MOKHA - Fighting around Yemen's port of Mokha has forced some 45,000 people from their homes, a UN official said Wednesday, with many facing continued uncertainty and the threat of further displacement.
Shabia Mantoo, the Yemen spokeswoman for refugee agency UNHCR, said that data compiled by the agency and the UN Migration Agency (IOM) showed 45,000 people had been displaced in the last few weeks from Mokha and the nearby town of Dhubab.
Fighting has intensified in recent weeks in the southwest of Yemen, where forces loyal to President Abedrabbo Mansour Hadi are battling to retake large parts of the country seized by Shiite Huthi rebels.
Loyalist troops took Mokha on February 10 and announced they aimed to push north and take the country's main Red Sea port of Hodeida next.
Mantoo said many of those fleeing the fighting around Mokha made their way north to Ibb district and to Hodeida province.
"Eight thousand people have been displaced from Mokha and Dhubab to Hodeida alone, many of them with literally nothing but the clothes on their backs," Mantoo said.
Two major concerns now are how to maintain access to the area and where the displaced will go if the fighting reaches Hodeida.

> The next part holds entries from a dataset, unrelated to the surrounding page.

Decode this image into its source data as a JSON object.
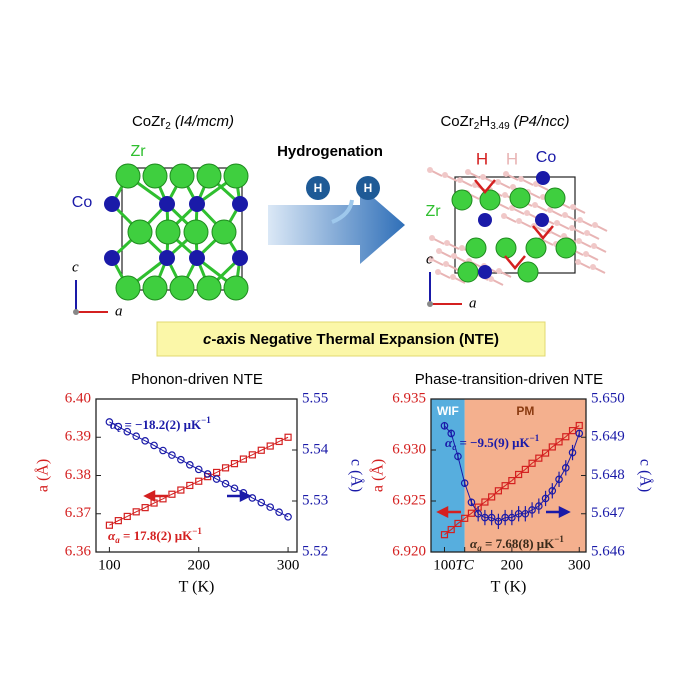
{
  "structures": {
    "left_title": {
      "formula": "CoZr",
      "sub": "2",
      "group": "(I4/mcm)"
    },
    "right_title": {
      "formula": "CoZr",
      "sub": "2",
      "h": "H",
      "hsub": "3.49",
      "group": "(P4/ncc)"
    },
    "process": "Hydrogenation",
    "h_atoms": [
      "H",
      "H"
    ],
    "left_labels": {
      "zr": "Zr",
      "co": "Co",
      "c": "c",
      "a": "a"
    },
    "right_labels": {
      "h1": "H",
      "h2": "H",
      "co": "Co",
      "zr": "Zr",
      "c": "c",
      "a": "a"
    }
  },
  "banner": {
    "italic": "c",
    "text": "-axis Negative Thermal Expansion (NTE)"
  },
  "chart_data": [
    {
      "type": "line",
      "title": "Phonon-driven NTE",
      "x_label": "T (K)",
      "y_label": "a (Å)",
      "y2_label": "c (Å)",
      "xlim": [
        85,
        310
      ],
      "xticks": [
        100,
        200,
        300
      ],
      "ylim": [
        6.36,
        6.4
      ],
      "yticks": [
        6.36,
        6.37,
        6.38,
        6.39,
        {
          "value": 6.4,
          "label": "6.40"
        }
      ],
      "y2lim": [
        5.52,
        5.55
      ],
      "y2ticks": [
        5.52,
        5.53,
        5.54,
        5.55
      ],
      "x": [
        100,
        110,
        120,
        130,
        140,
        150,
        160,
        170,
        180,
        190,
        200,
        210,
        220,
        230,
        240,
        250,
        260,
        270,
        280,
        290,
        300
      ],
      "series": [
        {
          "name": "a",
          "color": "#d42020",
          "values": [
            6.367,
            6.3682,
            6.3693,
            6.3705,
            6.3716,
            6.3728,
            6.3739,
            6.3751,
            6.3762,
            6.3774,
            6.3785,
            6.3797,
            6.3808,
            6.382,
            6.3831,
            6.3843,
            6.3854,
            6.3866,
            6.3877,
            6.3889,
            6.39
          ]
        },
        {
          "name": "c",
          "color": "#1a1aa8",
          "axis": "y2",
          "values": [
            5.5455,
            5.5446,
            5.5436,
            5.5427,
            5.5418,
            5.5409,
            5.5399,
            5.539,
            5.5381,
            5.5371,
            5.5362,
            5.5353,
            5.5343,
            5.5334,
            5.5325,
            5.5316,
            5.5306,
            5.5297,
            5.5288,
            5.5278,
            5.5269
          ]
        }
      ],
      "annotations": [
        {
          "symbol": "α",
          "sub": "c",
          "text": " = −18.2(2) μK",
          "sup": "−1",
          "color": "#1a1aa8"
        },
        {
          "symbol": "α",
          "sub": "a",
          "text": " = 17.8(2) μK",
          "sup": "−1",
          "color": "#d42020"
        }
      ]
    },
    {
      "type": "line",
      "title": "Phase-transition-driven NTE",
      "x_label": "T (K)",
      "y_label": "a (Å)",
      "y2_label": "c (Å)",
      "xlim": [
        80,
        310
      ],
      "xticks": [
        100,
        200,
        300
      ],
      "tc": 130,
      "tc_label": "TC",
      "regions": [
        {
          "label": "WIF",
          "color": "#3aa0d8"
        },
        {
          "label": "PM",
          "color": "#f2a27a"
        }
      ],
      "ylim": [
        6.92,
        6.935
      ],
      "yticks": [
        {
          "value": 6.92,
          "label": "6.920"
        },
        6.925,
        {
          "value": 6.93,
          "label": "6.930"
        },
        6.935
      ],
      "y2lim": [
        5.646,
        5.65
      ],
      "y2ticks": [
        5.646,
        5.647,
        5.648,
        5.649,
        {
          "value": 5.65,
          "label": "5.650"
        }
      ],
      "x": [
        100,
        110,
        120,
        130,
        140,
        150,
        160,
        170,
        180,
        190,
        200,
        210,
        220,
        230,
        240,
        250,
        260,
        270,
        280,
        290,
        300
      ],
      "series": [
        {
          "name": "a",
          "color": "#d42020",
          "values": [
            6.9217,
            6.9222,
            6.9228,
            6.9233,
            6.9238,
            6.9244,
            6.9249,
            6.9254,
            6.926,
            6.9265,
            6.927,
            6.9276,
            6.9281,
            6.9287,
            6.9292,
            6.9297,
            6.9303,
            6.9308,
            6.9313,
            6.9319,
            6.9324
          ]
        },
        {
          "name": "c",
          "color": "#1a1aa8",
          "axis": "y2",
          "values": [
            5.6493,
            5.6491,
            5.6485,
            5.6478,
            5.6473,
            5.647,
            5.6469,
            5.6469,
            5.6468,
            5.6469,
            5.6469,
            5.647,
            5.647,
            5.6471,
            5.6472,
            5.6474,
            5.6476,
            5.6479,
            5.6482,
            5.6486,
            5.6491
          ],
          "errors": [
            0.0001,
            0.0001,
            0.0001,
            0.0001,
            0.0001,
            0.0002,
            0.0002,
            0.0002,
            0.0002,
            0.0002,
            0.0002,
            0.0002,
            0.0002,
            0.0002,
            0.0002,
            0.0002,
            0.0002,
            0.0002,
            0.0002,
            0.0002,
            0.0001
          ]
        }
      ],
      "annotations": [
        {
          "symbol": "α",
          "sub": "c",
          "text": " = −9.5(9) μK",
          "sup": "−1",
          "color": "#1a1aa8"
        },
        {
          "symbol": "α",
          "sub": "a",
          "text": " = 7.68(8) μK",
          "sup": "−1",
          "color": "#3a2a1a"
        }
      ]
    }
  ]
}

"The whole country is suffering from multiple displacement," Mantoo said. "People move from one place to another, because eventually it gets just as bad."
The UN estimates three million people have been displaced across Yemen.
The Huthi rebels launched a deadly counter-offensive after losing control of Mokha last month but were overpowered as government troops consolidated their grip on the area, inching a few kilometres (miles) north and east.
The Iran-backed Huthis, allied with forces loyal to former president Ali Abdullah Saleh, continue to control most of Yemen's 450 kilometre (280 mile) Red Sea coast, the capital Sanaa and much of the northern highlands.
The new figure on internally displaced persons marks a sharp rise from UNHCR data released on February 10, which reported 34,000 people displaced in the fighting since January around Mokha and Dhubab, located in the southwestern Taiz governorate.
Yemen this month marks two years since a Saudi-led Arab coalition intervened in support of government troops in the conflict.
UN mediation efforts and seven ceasefire accords have failed to end the conflict, which has left more than 7,500 dead and 40,000 people wounded.
UN humanitarian aid chief Stephen O'Brien on Monday warned the impoverished country now also faces a "serious risk of famine".
Yemen, the only country in the Arabian Peninsula which is signatory to the Refugee Convention, is also home to 278,000 refugees from nearby countries including Somalia and Ethiopia, according to the UNHCR.
As of February 1, the agency had received just over $700,000 of the nearly $100 million needed for its operational response to the crisis this year.